Belediyelerde yapılan mal ve hizmet alımları, özellikle çöp toplama, araç kiralama gibi yüksek bütçeli ihaleler, kamu kaynaklarının en görünür kullanım alanlarından biridir. Bu süreçlerde sorumluluk yalnızca teknik bir görev değil; aynı zamanda hukuki, etik ve vicdani bir yükümlülüktür. Ancak uygulamada sıkça karşılaşılan tablo şudur: Yetki devri yapılmış, imza başkasına ait, süreç teknik birimlerde yürütülmüş… Peki bu, sorumluluğu ortadan kaldırır mı?
Belediye Başkanı: Nihai Sorumlu
5393 sayılı Belediye Kanunu, 5018 sayılı Kamu Mali Yönetimi Kanunu, 4483 sayılı Memurların Yargılanması Hakkında Kanun ve 5237 sayılı Türk Ceza Kanunu açıkça belirtmektedir: Yetki devri yapılmış olsa bile, ihale sürecini etkileyen fiiller varsa belediye başkanları cezai sorumluluktan muaf değildir. Mevzuatta “başkan sorumsuzdur” diyen bir düzenleme yoktur. İlçe belediyesinin en yüksek tutarlı ihalelerinin başkanın bilgisi, gözetimi ve denetimi dışında yapılması hukuken ve fiilen mümkün değildir.
Başkanın imzası olmasa bile, sürece dair bilgi sahibi olması, yönlendirmesi veya ihmali varsa, bu durum sorumluluğu doğurur. Kamu zararına yol açan bir işlemde “haberim yoktu” savunması, hukuki karşılık bulmaz.

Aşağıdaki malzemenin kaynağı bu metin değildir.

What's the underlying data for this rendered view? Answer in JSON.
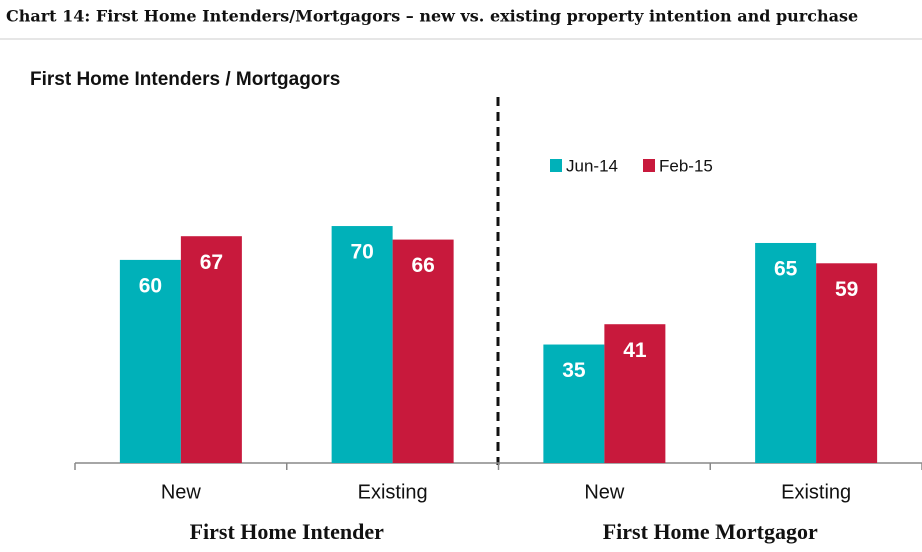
{
  "chart_data": {
    "type": "bar",
    "title": "Chart 14: First Home Intenders/Mortgagors – new vs. existing property intention and purchase",
    "subtitle": "First Home Intenders / Mortgagors",
    "categories": [
      "New",
      "Existing",
      "New",
      "Existing"
    ],
    "groups": [
      "First Home Intender",
      "First Home Mortgagor"
    ],
    "series": [
      {
        "name": "Jun-14",
        "color": "#00b1b9",
        "values": [
          60,
          70,
          35,
          65
        ]
      },
      {
        "name": "Feb-15",
        "color": "#c8193c",
        "values": [
          67,
          66,
          41,
          59
        ]
      }
    ]
  }
}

Başkan Yardımcıları: Sürecin Yönlendirici Aktörleri
Başkan yardımcıları, müdürlüklerden sorumlu olduklarında ihale süreçlerine doğrudan dahil olurlar. Sayıştay kararları, “uygun görüşle arz eden” başkan yardımcısının dahi kamu zararında sorumlu tutulabileceğini göstermektedir. İmza, onay, yönlendirme veya ihmalle sürece dahil olmuşlarsa, hem idari hem mali hem de cezai sorumlulukları doğar. Görev tanımı ve yetki devri, sorumluluğu sınırlandırmaz; aksine sürece katılımı belgeleyen her işlem, sorumluluğu pekiştirir.
Müdürler: Teknik ve İdari Uygulayıcılar
İhale dosyasını hazırlayan, şartnameyi yazan, teklifleri değerlendiren müdürler sürecin teknik omurgasını oluşturur. Ancak teknik olmak, sorumsuz olmak anlamına gelmez. Müdürün ihmali, yönlendirmesi veya kasıtlı tercihi kamu zararına yol açıyorsa, doğrudan sorumluluk doğar. 5018 sayılı Kanun’a göre, kamu zararında “kusur sorumluluğu” esastır. Yani zarar ile eylem arasında bağ varsa, sorumluluk kaçınılmazdır.
Sorumluluk Zinciri Kırılmaz
Kamu ihale süreçleri bir zincirdir. Zincirin her halkası — başkan, Başkan yardımcısı, müdür — kendi rolü oranında sorumludur. Şeffaflık, sadece mevzuata uygunlukla değil, aynı zamanda etik bir yükümlülüktür. “Benim imzam yoktu” savunması, sürece fiilen dahil olanlar için geçerli değildir. Kamu vicdanı, sorumluluktan kaçan değil, hesap veren yöneticiler ister.